Come to Light
Perform more effective root cause analysis and find solutions by defeating confirmation bias
- Publication:
- Quality Progress
- Date:
- January 2023
- Issue:
- Volume 56 Issue 1
- Pages:
- pp. 20-27
- Author(s):
- Moon, Jayet
- Organization(s):
- Terumo Medical Corp., Philadelphia, PA
Abstract
Confirmation bias creeps into what should be objective processes because a person tends to apply themselves to the process, problem and solution despite all attempts against it. Each person has individual experiences informing their actions continuously. To avoid allowing such a bias to tip or even overwhelm required measures of objectivity, especially in reductive (convergent thinking) processes, it's vital to include more than one person in the process. In root cause analysis (RCA), for example, five whys is an attractive method because it keeps coming back with reductive causal questions.
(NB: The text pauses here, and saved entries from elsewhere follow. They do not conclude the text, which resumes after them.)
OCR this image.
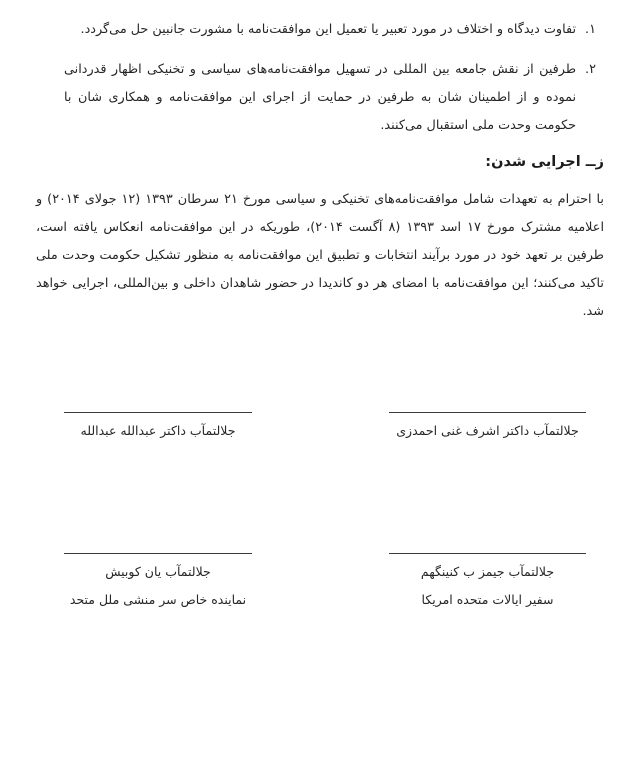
۱.
تفاوت دیدگاه و اختلاف در مورد تعبیر یا تعمیل این موافقت‌نامه با مشورت جانبین حل می‌گردد.
۲.
طرفین از نقش جامعه بین المللی در تسهیل موافقت‌نامه‌های سیاسی و تخنیکی اظهار قدردانی نموده و از اطمینان شان به طرفین در حمایت از اجرای این موافقت‌نامه و همکاری شان با حکومت وحدت ملی استقبال می‌کنند.
زــ اجرایی شدن:

با احترام به تعهدات شامل موافقت‌نامه‌های تخنیکی و سیاسی مورخ ۲۱ سرطان ۱۳۹۳ (۱۲ جولای ۲۰۱۴) و اعلامیه مشترک مورخ ۱۷ اسد ۱۳۹۳ (۸ آگست ۲۰۱۴)، طوریکه در این موافقت‌نامه انعکاس یافته است، طرفین بر تعهد خود در مورد برآیند انتخابات و تطبیق این موافقت‌نامه به منظور تشکیل حکومت وحدت ملی تاکید می‌کنند؛ این موافقت‌نامه با امضای هر دو کاندیدا در حضور شاهدان داخلی و بین‌المللی، اجرایی خواهد شد.

جلالتمآب داکتر اشرف غنی احمدزی
جلالتمآب داکتر عبدالله عبدالله
جلالتمآب جیمز ب کنینگهم
سفیر ایالات متحده امریکا
جلالتمآب یان کوبیش
نماینده خاص سر منشی ملل متحد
In answering the questions solo, however, a person might be narrowing the list of possibilities unintentionally by applying individual experience and a single imagination to it. Including multiple experienced people in an RCA for a manufacturer of baby formula, whose containers were breaking and adding plastic to the formula, resulted in a proper examination not of the consumers' poor storage of the product but of the design of the storage containers, the real root cause. The original designer of the containers had overseen the analysis and therefore had ruled out the design of the containers—the real cause—as a possible cause.